Misalnya monolog Ale dan Anya yang seolah mengajak pembaca untuk merenung. Ciri
khas Ika Natassa terlihat jelas di sini. Awalnya beliau (melalui tokoh Anya dan
Ale), membeberkan fakta-fakta menarik seputar banyak hal (budaya pop dan
pengetahuan umum), sebelum membahas masalah yang sesungguhnya. Lumayan
nambah-nambah pengetahuan dengan cara yang fun dan tak membosankan. Hehe.

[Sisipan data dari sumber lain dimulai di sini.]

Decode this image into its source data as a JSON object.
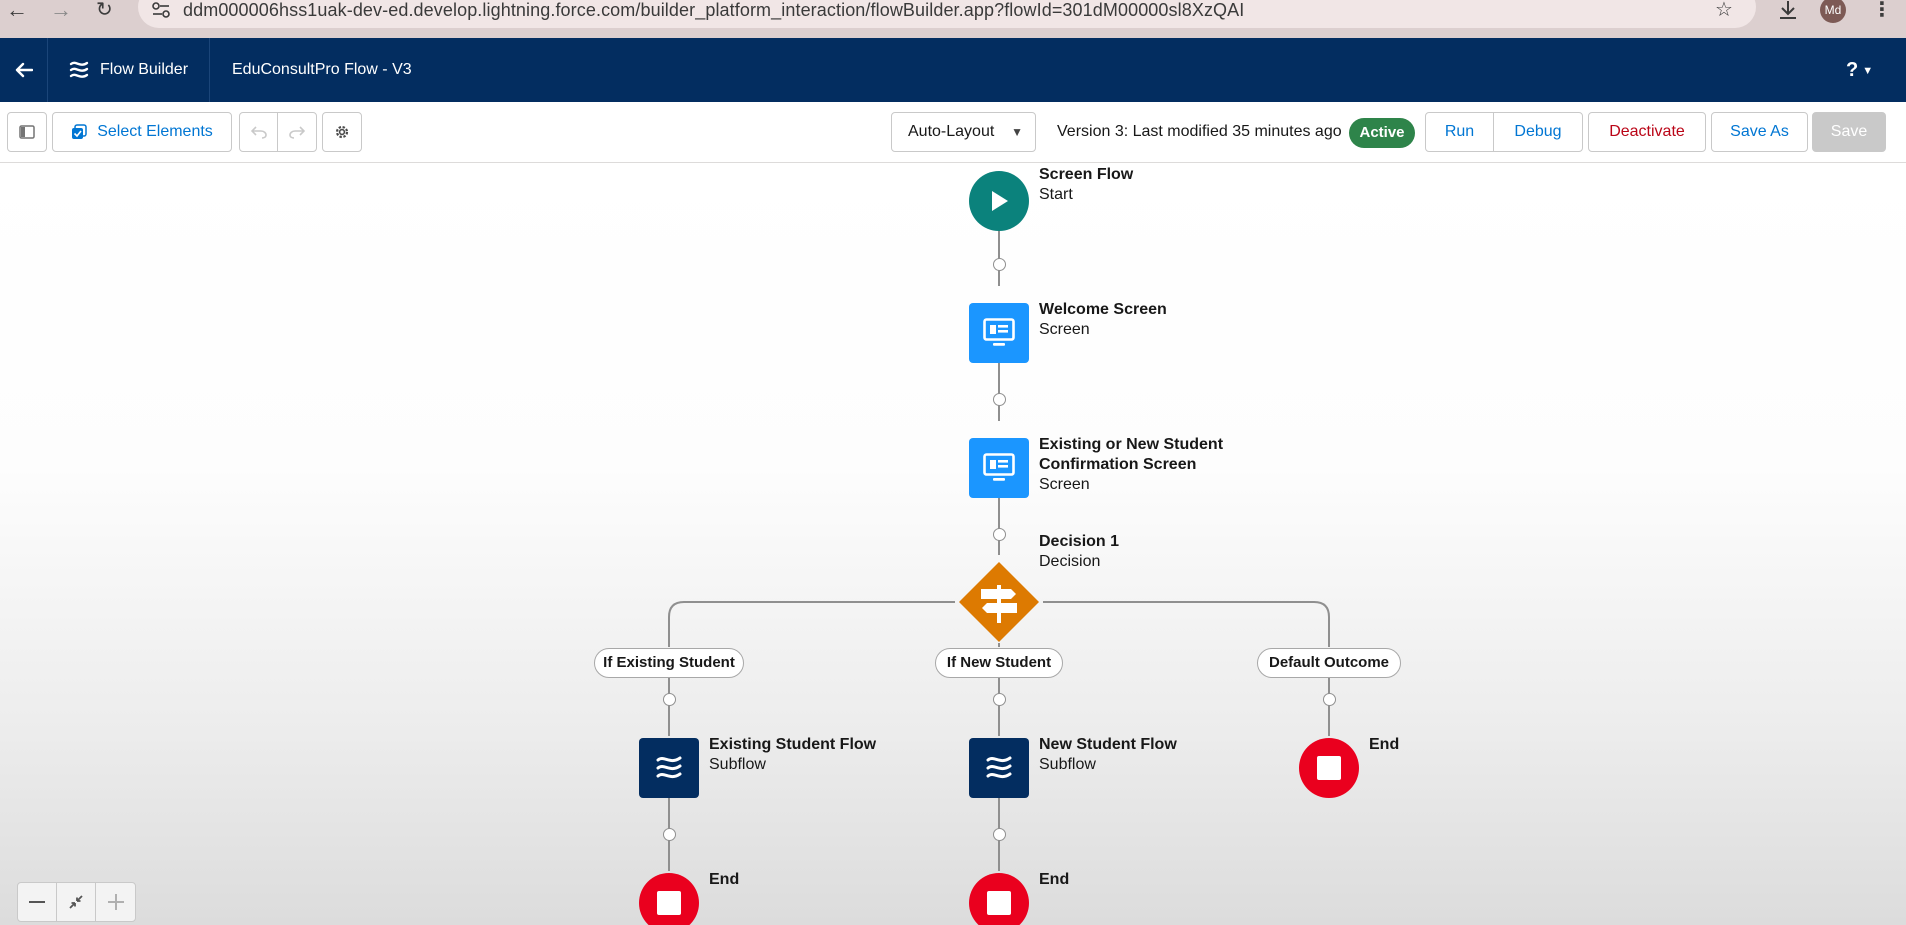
{
  "browser": {
    "url": "ddm000006hss1uak-dev-ed.develop.lightning.force.com/builder_platform_interaction/flowBuilder.app?flowId=301dM00000sl8XzQAI",
    "avatar_initials": "Md"
  },
  "header": {
    "app_name": "Flow Builder",
    "flow_name": "EduConsultPro Flow - V3",
    "help_label": "?"
  },
  "toolbar": {
    "select_elements_label": "Select Elements",
    "layout_select": "Auto-Layout",
    "version_text": "Version 3: Last modified 35 minutes ago",
    "status_badge": "Active",
    "run_label": "Run",
    "debug_label": "Debug",
    "deactivate_label": "Deactivate",
    "save_as_label": "Save As",
    "save_label": "Save"
  },
  "flow": {
    "start": {
      "title": "Screen Flow",
      "subtitle": "Start"
    },
    "welcome": {
      "title": "Welcome Screen",
      "subtitle": "Screen"
    },
    "confirmation": {
      "title_line1": "Existing or New Student",
      "title_line2": "Confirmation Screen",
      "subtitle": "Screen"
    },
    "decision": {
      "title": "Decision 1",
      "subtitle": "Decision"
    },
    "outcomes": {
      "existing": "If Existing Student",
      "new": "If New Student",
      "default": "Default Outcome"
    },
    "existing_subflow": {
      "title": "Existing Student Flow",
      "subtitle": "Subflow"
    },
    "new_subflow": {
      "title": "New Student Flow",
      "subtitle": "Subflow"
    },
    "end_label": "End"
  },
  "colors": {
    "header_bg": "#032d60",
    "start_node": "#0b827c",
    "screen_node": "#1b96ff",
    "decision_node": "#dd7a01",
    "subflow_node": "#032d60",
    "end_node": "#ea001e",
    "active_badge": "#2e844a"
  }
}
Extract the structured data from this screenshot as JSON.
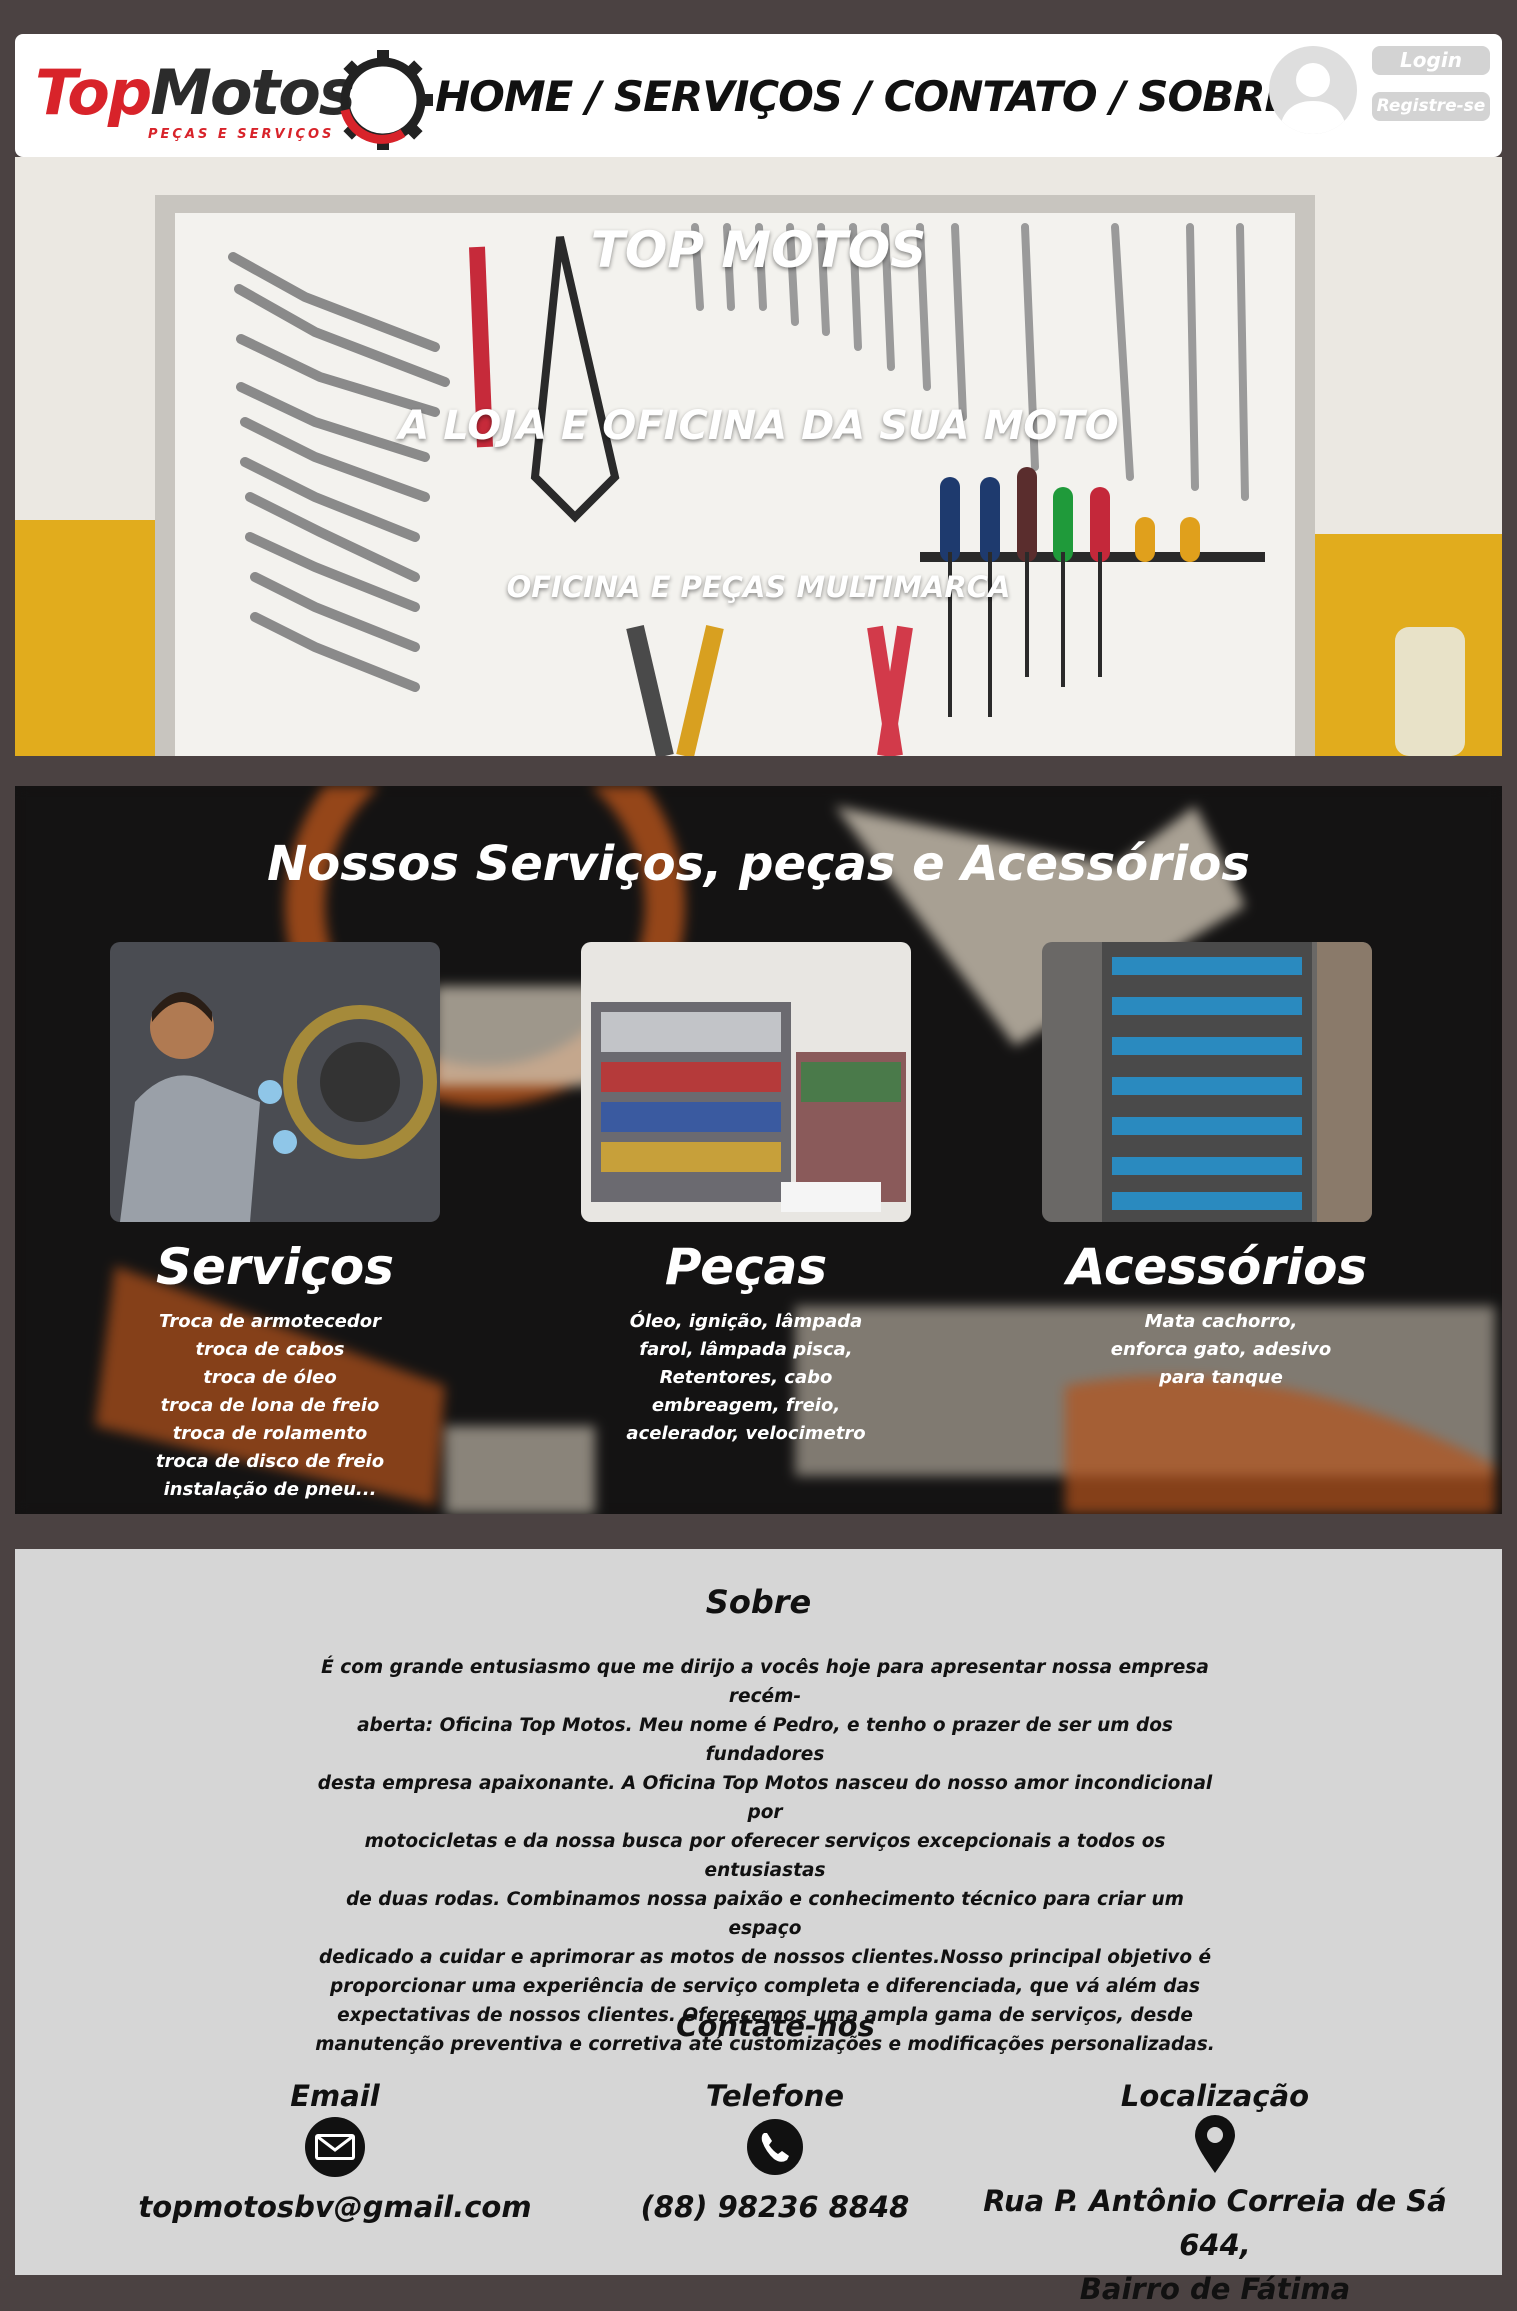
{
  "header": {
    "logo_top": "Top",
    "logo_motos": "Motos",
    "logo_sub": "PEÇAS E SERVIÇOS",
    "nav": [
      "HOME",
      "SERVIÇOS",
      "CONTATO",
      "SOBRE"
    ],
    "nav_separator": " / ",
    "login": "Login",
    "register": "Registre-se"
  },
  "hero": {
    "title": "TOP MOTOS",
    "subtitle": "A LOJA E OFICINA DA SUA MOTO",
    "tagline": "OFICINA E PEÇAS MULTIMARCA"
  },
  "services": {
    "title": "Nossos Serviços, peças e Acessórios",
    "cards": [
      {
        "heading": "Serviços",
        "lines": [
          "Troca de armotecedor",
          "troca de cabos",
          "troca de óleo",
          "troca de lona de freio",
          "troca de rolamento",
          "troca de disco de freio",
          "instalação de pneu..."
        ]
      },
      {
        "heading": "Peças",
        "lines": [
          "Óleo, ignição, lâmpada",
          "farol, lâmpada pisca,",
          "Retentores, cabo",
          "embreagem, freio,",
          "acelerador, velocimetro"
        ]
      },
      {
        "heading": "Acessórios",
        "lines": [
          "Mata cachorro,",
          "enforca gato, adesivo",
          "para tanque"
        ]
      }
    ]
  },
  "about": {
    "title": "Sobre",
    "lines": [
      "É com grande entusiasmo que me dirijo a vocês hoje para apresentar nossa empresa recém-",
      "aberta: Oficina Top Motos. Meu nome é Pedro, e tenho o prazer de ser um dos fundadores",
      "desta empresa apaixonante. A Oficina Top Motos nasceu do nosso amor incondicional por",
      "motocicletas e da nossa busca por oferecer serviços excepcionais a todos os entusiastas",
      "de duas rodas. Combinamos nossa paixão e conhecimento técnico para criar um espaço",
      "dedicado a cuidar e aprimorar as motos de nossos clientes.Nosso principal objetivo é",
      "proporcionar uma experiência de serviço completa e diferenciada, que vá além das",
      "expectativas de nossos clientes. Oferecemos uma ampla gama de serviços, desde",
      "manutenção preventiva e corretiva até customizações e modificações personalizadas."
    ]
  },
  "contact": {
    "title": "Contate-nos",
    "email_label": "Email",
    "email": "topmotosbv@gmail.com",
    "phone_label": "Telefone",
    "phone": "(88) 98236 8848",
    "location_label": "Localização",
    "address_line1": "Rua P. Antônio Correia de Sá 644,",
    "address_line2": "Bairro de Fátima"
  },
  "icons": {
    "email": "envelope-icon",
    "phone": "phone-icon",
    "location": "map-pin-icon",
    "avatar": "user-avatar-icon",
    "logo_gear": "gear-icon"
  },
  "colors": {
    "brand_red": "#d8232a",
    "page_bg": "#4b4242",
    "about_bg": "#d6d6d6"
  }
}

Adegan-adegan yang melibatkan interaksi Ale dan keluarganya lumayan menjadi
bagian favorit saya. Saya menyukai cara penulis menggambarkan hubungan antara
Ale dan ayahnya, yang meski awalnya kurang harmonis, namun pada akhirnya terlihat
sekali bahwa ayah sangat menyayangi Ale, dan sebaliknya, Ale sangat menghormati
ayah. Hubungan antara Ale dan Harris sebagai kakak-adik pun cukup ampuh menjadi
pencerah dalam novel yang bernuansa sendu ini (iya, Harris di Antologi Rasa
itu). Ada satu adegan dramatis yang membuat jantung saya berpacu, yaitu ketika
Ale berulang tahun. Harris meminta Anya bekerjasama untuk mengerjai Ale
(omong-omong, Harris dan keluarga besarnya tak tahu-menahu mengenai
permasalahan yang dialami Ale dan Anya, sebab keduanya menutupinya dengan
rapat). Sesuai skenario yang dirancang Harris, Anya meninggalkan pesan pada Ale
bahwa ia akan pergi dari hidup Ale. Ale, yang sedang mati-matian berusaha
memperbaiki hubungannya dengan Anya, tentu saja kalang kabut. Ditambah lagi,
kemungkinan besar Anya akan menggunakan kesempatan ini untuk kabur betulan.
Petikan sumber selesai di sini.